Trafiły na gorącą halę. Torunianki grają z Nike
Dwa wygrane mecze dzielą siatkarki KT7 CNC Budowlanych Toruń od półfinału I ligi. W sobotę szansa na pierwsze zwycięstwo w Węgrowie.
Trzy tygodnie siatkarki KT7 CNC Budowlanych szykowały się do play off. Ostatni mecz rozegrały 11 marca. - Musimy uważać. Ten system w ćwierćfinale wcale nie sprzyja wyżej notowanym drużynom. Zwłaszcza, że poziom w całej ósemce jest wyrównany, uważam, że wszystko może się wydarzyć - przestrzega trener Mariusz Soja.
System jest faktycznie ryzykowny dla faworytów. Awans wywalczy drużyna, która wygra dwa mecze. Pierwszy rozgrywany jest w hali niżej klasyfikowanego zespołu. W przypadku porażki faworyt ma dwa mecze u siebie, ale stanie już pod ścianą. To może być próba odporności i charakteru zespołu. A z tym w Toruniu nie było najlepiej, bo budowlanki częściej przegrywały niż wygrywały trudne mecze.
Finisz zespołu był bardzo słaby. Trzy ostatnie spotkania z Chemikiem Police, Jokerem Świecie i ŁKS Łódź torunianki przegrały po 2:3, dwa z nich we własnej hali. Momentami prezentowały grę, która nie rokuje sukcesów w play off. Nad tym przez trzy tygodnie pracował trener Mariusz Soja.

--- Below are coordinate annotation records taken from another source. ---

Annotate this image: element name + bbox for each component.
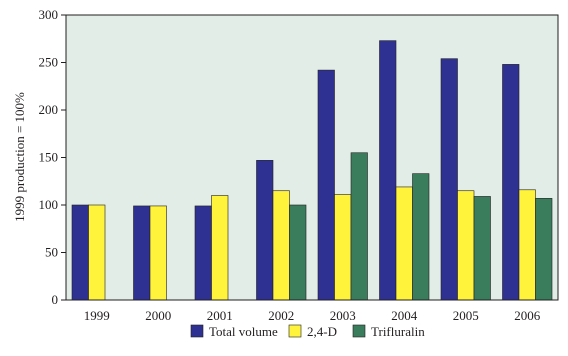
bar (133, 205, 151, 301)
bar (518, 189, 536, 301)
bar (317, 69, 335, 301)
bar (256, 160, 274, 301)
legend: Total volume 2,4-D Trifluralin (190, 324, 425, 339)
y-axis-label: 1999 production = 100% (12, 92, 27, 222)
x-tick-label: 2003 (330, 308, 356, 323)
bar (457, 190, 475, 301)
x-tick-label: 2004 (391, 308, 418, 323)
bar (211, 195, 229, 301)
y-tick-label: 0 (52, 292, 59, 307)
bar (379, 40, 397, 301)
x-tick-label: 2002 (268, 308, 294, 323)
y-tick-label: 300 (39, 7, 59, 22)
x-tick-label: 1999 (84, 308, 110, 323)
bar (350, 152, 368, 301)
x-tick-label: 2000 (145, 308, 171, 323)
bar (440, 58, 458, 301)
y-tick-label: 100 (39, 197, 59, 212)
legend-label: 2,4-D (307, 324, 337, 339)
bar (473, 196, 491, 301)
legend-label: Total volume (209, 324, 278, 339)
bar (289, 204, 307, 301)
x-tick-label: 2001 (207, 308, 233, 323)
bar (71, 204, 89, 301)
legend-swatch (352, 324, 366, 338)
bar (194, 205, 212, 301)
bar (334, 194, 352, 301)
y-tick-label: 250 (39, 55, 59, 70)
bar (149, 205, 167, 301)
bar (395, 186, 413, 301)
legend-swatch (190, 324, 204, 338)
y-tick-label: 200 (39, 102, 59, 117)
x-tick-label: 2005 (453, 308, 479, 323)
legend-swatch (288, 324, 302, 338)
y-axis: 0 50 100 150 200 250 300 (39, 7, 66, 307)
legend-label: Trifluralin (371, 324, 425, 339)
bar (535, 198, 553, 301)
bars (71, 40, 553, 301)
y-tick-label: 150 (39, 150, 59, 165)
bar (502, 64, 520, 301)
bar (88, 204, 106, 301)
x-tick-label: 2006 (514, 308, 541, 323)
x-axis: 1999 2000 2001 2002 2003 2004 2005 2006 (66, 299, 558, 323)
bar (412, 173, 430, 301)
y-tick-label: 50 (45, 245, 58, 260)
bar (272, 190, 290, 301)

- Wydaje mi się, że jest duża poprawa. Przez dwa tygodnie ćwiczyliśmy naprawdę ciężko, sporo było gry szóstkami, rozegraliśmy pięć setów sparingowych z II -ligowcem z Elbląga (wszystkie wygrane - dop. red.). Teraz schodzimy z dużych obciążeń, zespół odżył psychicznie, zapomniał o porażkach - mówi Soja.
Bardzo ważny będzie pierwszy mecz na wyjeździe, tymczasem KT7 CNC Budowlani trafili na przeciwnika wyjątkowo ogranego i mocnego u siebie. W rundzie zasadniczej Nike wygrało siedem razy, z tego sześć we własnej hali (jedyne punkty wyjazdowe to 3:2 z SMS Szczyrk). Pewnym pocieszeniem jest, że ostatni mecz w rundzie zasadniczej węgrowianki przegrały u siebie gładko 0:3 z Karpatami Krosno, a więc nieomylne nie są.
Torunianki w rundzie zasadniczej zdołały wygrać w Węgro-wie 3:2, ale po bardzo ciężkim meczu, u siebie triumfowały już zdecydowanie 3:0. Na pewno będą faworytkami w tej parze, ale nie mogą rywala zlekceważyć.
- Trafiła nam się najtrudniejsza hala do zdobycia. Tam jest bardzo specyficzny klimat, kibice mają duży wpływ na grę gospodyń, które zupełnie inaczej spisują się u siebie. Sportowo to także jest solidny zespół, sporo wniosła pozyskana z Sulechowa rozgrywająca Kasia Wawrzyniak, który uspokoiła grę, jest także niezła młodzież. Czeka nas trudny mecz - przewiduje Soja.